De lo anterior, ya podemos analizar en primer lugar que los medios más importantes de nuestro país han aprendido la fórmula que se utiliza en los EUA, que al principio de la campaña del entonces candidato Trump, simplemente se dedicaban a reproducir lo dicho por él, sin darse cuenta que al reportar 24×7 las frases, los mensajes xenófobos, las ridículas promesas de campaña y la culpa de todos los errores de un país a la administración del momento, le hicieron a modo su campaña y con ello fueron manipulados para informar lo que quería para su electorado republicano más conservador y extremista en ideología. Los medios de nuestro país ya comenzaron, no sólo a reproducir lo dicho por el Presidente cada mañana, ya comienzan a recabar la información y analizar, cuestionar y refutar lo dicho por el Presidente, ejemplo de esto es que ya contamos con una clasificación entre promesas, compromisos, no falseables y falsas, de acuerdo con Luis Estrada en su columna.
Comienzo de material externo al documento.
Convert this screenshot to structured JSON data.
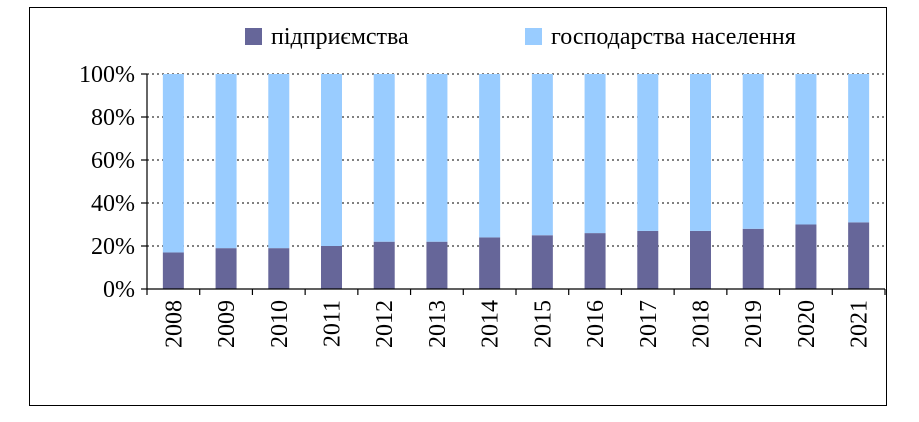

El segundo punto previsible es que las conferencias del Presidente, permiten romper todo tipo de esquemas tradicionalistas, tenemos cuestionamientos, preguntas, información verdadera y falseable, algunas veces comprobable y otra difícil o imposible de comprobar.
Esa es la lección que nos ha dejado la mañanera y “La Inyección” Ramos, que no basta con recibir la información cada mañana, y simplemente reproducirla, debemos aprender que el Presidente está para entregar la información, sí pero no la que sólo él desea, los medios también deben preguntar sobre la infinidad de temas que aquejan a nuestro país, también de lo que nos beneficia y eso sólo vendrá de periodistas que deseen adquirir esa inyección como un paciente al que se le puede dar morfina o adrenalina.
PARA REFLEXIONAR: Sobre los pronósticos para este año, no existe ningún incentivo para crecer al 2% y tampoco es previsible para el siguiente. México necesita hacerlo a más del 4% pero carecemos del modelo para lograrlo en el futuro cercano, de acuerdo a lo citado por Luis Estrada en su columna de opinión sería una promesa que de acuerdo a las estadísticas económicas de los últimos años su tendencia podría ser falsa.